PhD Defense by Alexander V. Nielsen

Computational tools for identifying and relating cell-types in development and stem-cell engineering

Abtract: The ability of stem-cells to differentiate into various cell-types is the cornerstone underpinning the marvellous diversity  of tissues that make up animals. Despite their absolutely integral role in the formation of all multi-cellular life, the mechanisms  that underlie stem-cells ability to orchestrate and coordinate the choices surrounding differentiation are not fully understood.

In  this thesis I describe the work from 3 articles: For the first article, we investigated the changes stem-cells undergo when they first start forming the mammalian gut.

We did this by examining the RNA content of thousands of individual cells obtained from mouse embryos using single-cell RNA sequencing (scRNAseq) throughout the early days of development. To aid in this  investigation,

I developed a computational algorithm to compare and quantify the relationship between noisy high-dimensional data, such as scRNAseq data. Analysing the scRNAseq data, we find and characterise a group of cells previously thought to be confined to the extra-embryonic membranes surrounding the embryo, that seemingly defy their differentiation decision, and end up becoming part of the embryo’s gut.
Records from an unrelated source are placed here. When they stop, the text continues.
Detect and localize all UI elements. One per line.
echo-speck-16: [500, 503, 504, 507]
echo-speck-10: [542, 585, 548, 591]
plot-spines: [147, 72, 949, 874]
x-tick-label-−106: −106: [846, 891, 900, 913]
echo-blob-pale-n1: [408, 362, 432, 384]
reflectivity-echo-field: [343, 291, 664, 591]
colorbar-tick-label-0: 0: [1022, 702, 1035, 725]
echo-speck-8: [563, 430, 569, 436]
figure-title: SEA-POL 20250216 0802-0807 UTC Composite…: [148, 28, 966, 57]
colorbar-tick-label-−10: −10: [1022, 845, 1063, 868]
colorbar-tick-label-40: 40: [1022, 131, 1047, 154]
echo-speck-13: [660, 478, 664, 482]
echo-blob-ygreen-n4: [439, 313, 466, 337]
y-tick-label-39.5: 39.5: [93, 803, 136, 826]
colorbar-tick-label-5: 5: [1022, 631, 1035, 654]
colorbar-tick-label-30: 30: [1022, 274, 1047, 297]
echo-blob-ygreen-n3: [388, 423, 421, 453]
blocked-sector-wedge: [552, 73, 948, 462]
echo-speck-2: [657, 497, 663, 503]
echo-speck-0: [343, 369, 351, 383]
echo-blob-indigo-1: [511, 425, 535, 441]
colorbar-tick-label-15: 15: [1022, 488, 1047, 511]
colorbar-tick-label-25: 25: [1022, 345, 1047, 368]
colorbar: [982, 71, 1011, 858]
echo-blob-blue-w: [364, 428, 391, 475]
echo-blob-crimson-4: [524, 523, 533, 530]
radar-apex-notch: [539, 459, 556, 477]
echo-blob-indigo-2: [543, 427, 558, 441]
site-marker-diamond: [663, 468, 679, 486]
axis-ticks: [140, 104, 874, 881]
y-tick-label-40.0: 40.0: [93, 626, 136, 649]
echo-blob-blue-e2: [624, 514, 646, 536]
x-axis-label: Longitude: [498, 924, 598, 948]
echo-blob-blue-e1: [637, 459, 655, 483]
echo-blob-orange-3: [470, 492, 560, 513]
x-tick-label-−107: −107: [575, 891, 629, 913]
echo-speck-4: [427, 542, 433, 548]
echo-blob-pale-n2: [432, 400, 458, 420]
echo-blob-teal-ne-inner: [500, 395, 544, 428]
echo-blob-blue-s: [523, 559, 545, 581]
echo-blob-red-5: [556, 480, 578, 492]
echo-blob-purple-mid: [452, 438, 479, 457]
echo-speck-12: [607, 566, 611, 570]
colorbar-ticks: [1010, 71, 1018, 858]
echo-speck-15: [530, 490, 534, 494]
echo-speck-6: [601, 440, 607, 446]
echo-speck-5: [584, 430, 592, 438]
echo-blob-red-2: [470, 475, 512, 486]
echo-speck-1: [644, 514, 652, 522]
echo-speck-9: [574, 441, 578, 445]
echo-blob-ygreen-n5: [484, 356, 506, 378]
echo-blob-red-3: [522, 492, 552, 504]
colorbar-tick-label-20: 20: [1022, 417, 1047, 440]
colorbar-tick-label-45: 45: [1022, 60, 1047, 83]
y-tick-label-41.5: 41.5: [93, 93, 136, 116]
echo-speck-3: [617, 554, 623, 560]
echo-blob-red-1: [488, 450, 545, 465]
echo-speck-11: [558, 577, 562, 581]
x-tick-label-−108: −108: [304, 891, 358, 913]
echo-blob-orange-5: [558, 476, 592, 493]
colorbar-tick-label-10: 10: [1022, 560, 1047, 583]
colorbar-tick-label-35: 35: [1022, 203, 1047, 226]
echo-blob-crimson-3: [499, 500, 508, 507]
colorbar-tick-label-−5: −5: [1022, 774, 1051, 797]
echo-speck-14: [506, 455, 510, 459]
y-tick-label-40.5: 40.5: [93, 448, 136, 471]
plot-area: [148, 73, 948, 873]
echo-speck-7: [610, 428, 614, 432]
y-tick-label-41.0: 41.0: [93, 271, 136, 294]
In the 2 last articles, we investigated the differentiation decisions cells undergo when being chemically reprogrammed into different cell-types. We find a set of genes that are critical to activate for the reprogramming of somatic fibroblast cells to XEN-like cells to be successful.

We further show that a set of chemicals can be used as a starting point for making new reprogramming protocols for multiple types of cells, showing that it works for generating both neuronal and muscle cells from fibroblast.